Daniel Coloma, CTO, Data Transparency Lab.
17 Jul 2016
Research findings resulted in the correction of privacy failings by developers in following releases.

One of the main aims of DTL is to provide insights about the use of our personal data by web services and apps. One of our 2015 Grantees, Northeastern University's project ReCon , offers a tool to end-users that lets them understand which bits of Personal Information (PI) are sent by their smartphones to other parties, usually unbeknownst to them. ReCon specifically details the type of PI that is sent, the applications that are sending it, and the domains that are receiving it.

One of the key insights the ReCon project unveiled was that some applications were sending user passwords in plain text (i.e. not encrypted). After detecting this situation, the ReCon team contacted the application developers. As a result, most of the app developers fixed the situation. Interestingly, these insights were not only useful to ReCon users, but also extremely useful to all users of the identified applications, mainly because the findings resulted in the improvement and correction of the privacy failings by their developers in following releases.

This is one example of how the tools that DTL develops directly benefit the end users of the tool itself, but also have impact beyond them. In the case of ReCon, millions of users who were not using the ReCon tool were affected by the same vulnerabilities. That made me wonder how we could make the most of the projects we were running, particularly ReCon.

ReCon: Data Visualizations

The first approach that came to mind was sharing all the PI leaks detected openly (the meta-data, not the info. itself), so any lay user could look for information about how a particular application behaves privacy-wise. I decided to explore the possibility to develop a visualization of the PI leaks detected by the ReCon project. I shared this idea with Dave Choffnes, the ReCon Principal Investigator, who was very supportive of the idea and excited to work with us on it.

The ReCon team shared with me a json file that included the aggregated information about PI leaks detected by ReCon so I already had a good starting point to play with. With the help of my colleagues Blanca and Rafa we developed a first version of the visualization that you can play with at the DTL Website.

It is a very early quick and dirty version, developed by an engineer with no expertise in visualization, but despite that, it is worth checking out because of the insights that were revealed: e.g. some applications send a user's device identifier up to 9 different domains. We are working with visualization experts from our community to upgrade this visualization, to make it more understandable and compelling for end-users. We hope to release it in the coming months.
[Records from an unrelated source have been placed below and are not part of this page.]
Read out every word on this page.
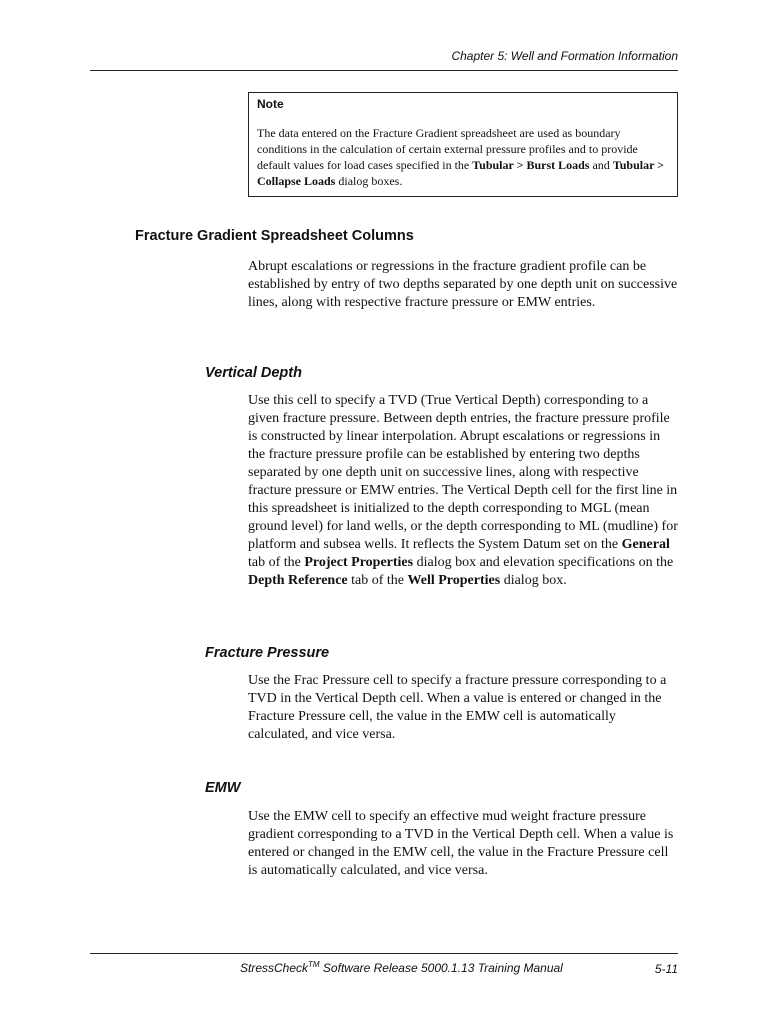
Chapter 5: Well and Formation Information

Note

The data entered on the Fracture Gradient spreadsheet are used as boundary conditions in the calculation of certain external pressure profiles and to provide default values for load cases specified in the Tubular > Burst Loads and Tubular > Collapse Loads dialog boxes.

Fracture Gradient Spreadsheet Columns

Abrupt escalations or regressions in the fracture gradient profile can be established by entry of two depths separated by one depth unit on successive lines, along with respective fracture pressure or EMW entries.

Vertical Depth

Use this cell to specify a TVD (True Vertical Depth) corresponding to a given fracture pressure. Between depth entries, the fracture pressure profile is constructed by linear interpolation. Abrupt escalations or regressions in the fracture pressure profile can be established by entering two depths separated by one depth unit on successive lines, along with respective fracture pressure or EMW entries. The Vertical Depth cell for the first line in this spreadsheet is initialized to the depth corresponding to MGL (mean ground level) for land wells, or the depth corresponding to ML (mudline) for platform and subsea wells. It reflects the System Datum set on the General tab of the Project Properties dialog box and elevation specifications on the Depth Reference tab of the Well Properties dialog box.

Fracture Pressure

Use the Frac Pressure cell to specify a fracture pressure corresponding to a TVD in the Vertical Depth cell. When a value is entered or changed in the Fracture Pressure cell, the value in the EMW cell is automatically calculated, and vice versa.

EMW

Use the EMW cell to specify an effective mud weight fracture pressure gradient corresponding to a TVD in the Vertical Depth cell. When a value is entered or changed in the EMW cell, the value in the Fracture Pressure cell is automatically calculated, and vice versa.

StressCheck™ Software Release 5000.1.13 Training Manual	5-11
The JSON file and the source code of the initial visualizations are fully available, so please feel free to play with it, send us your Pull Requests or create a totally brand new visualization.

Open API

We also thought that there was be extra-value beyond a nice visualization of the data discovered by providing real-time interactive applications that can leverage ReCon findings. For example, a mobile application could warn a user about which apps on her phone are leaking certain kinds of PI, based on the information ReCon detected about other users of those same privacy-lacking apps.
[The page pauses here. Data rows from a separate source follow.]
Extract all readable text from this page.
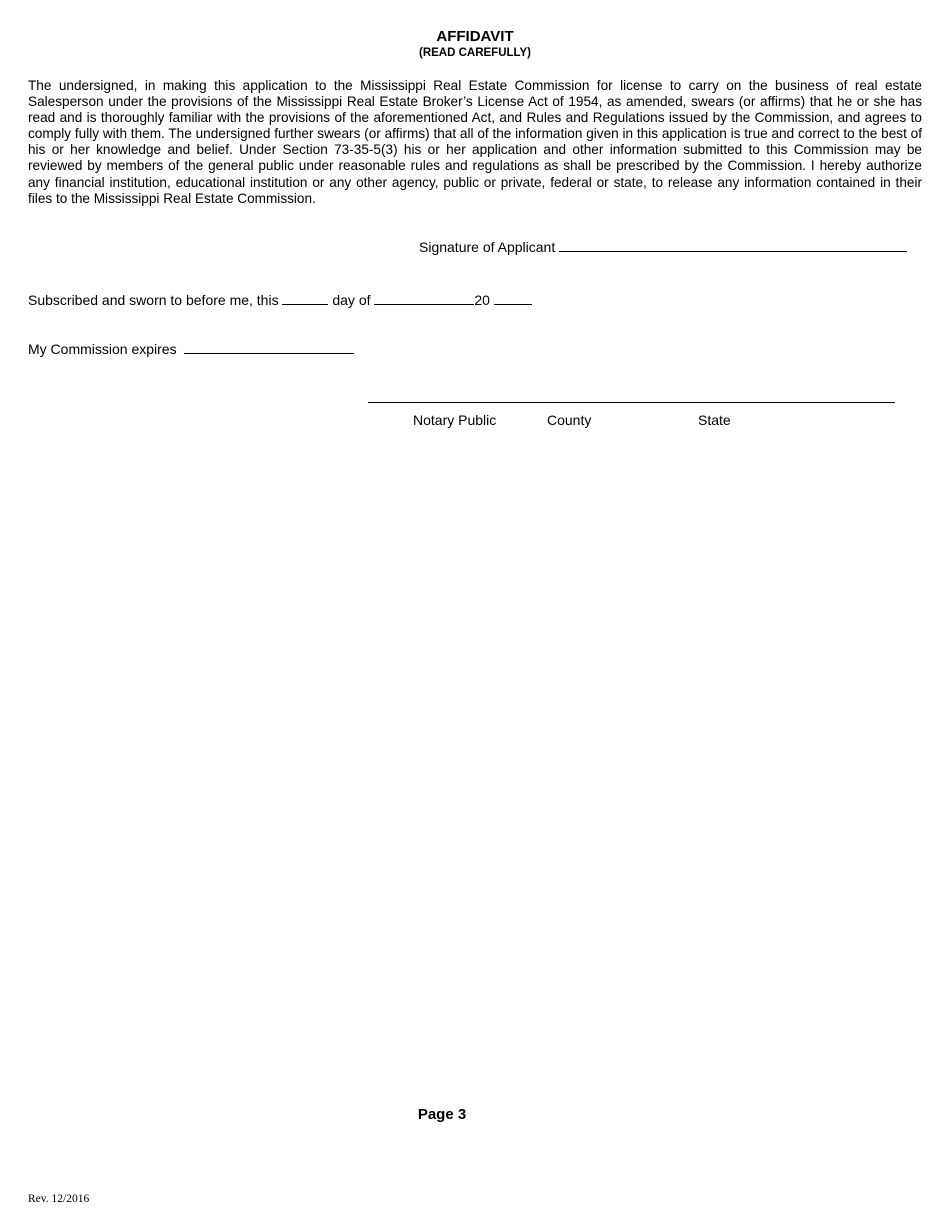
AFFIDAVIT
(READ CAREFULLY)

The undersigned, in making this application to the Mississippi Real Estate Commission for license to carry on the business of real estate Salesperson under the provisions of the Mississippi Real Estate Broker’s License Act of 1954, as amended, swears (or affirms) that he or she has read and is thoroughly familiar with the provisions of the aforementioned Act, and Rules and Regulations issued by the Commission, and agrees to comply fully with them. The undersigned further swears (or affirms) that all of the information given in this application is true and correct to the best of his or her knowledge and belief. Under Section 73-35-5(3) his or her application and other information submitted to this Commission may be reviewed by members of the general public under reasonable rules and regulations as shall be prescribed by the Commission. I hereby authorize any financial institution, educational institution or any other agency, public or private, federal or state, to release any information contained in their files to the Mississippi Real Estate Commission.

Signature of Applicant
Subscribed and sworn to before me, this	day of	20
My Commission expires
Notary Public	County	State
Page 3
Rev. 12/2016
In order to address this kind of use of cases we decided to develop an API that wraps the ReCon dataset. For instance, such an API could be used to detect whether a particular app has been previously spotted leaking Personal Information (or not). This could be useful to identify how "leaky" a device is and to warn users before installing an application.

The API is in alpha status and is freely and openly available. The documentation provides information about how to use the API and there are some slides that provide more general context beyond the API.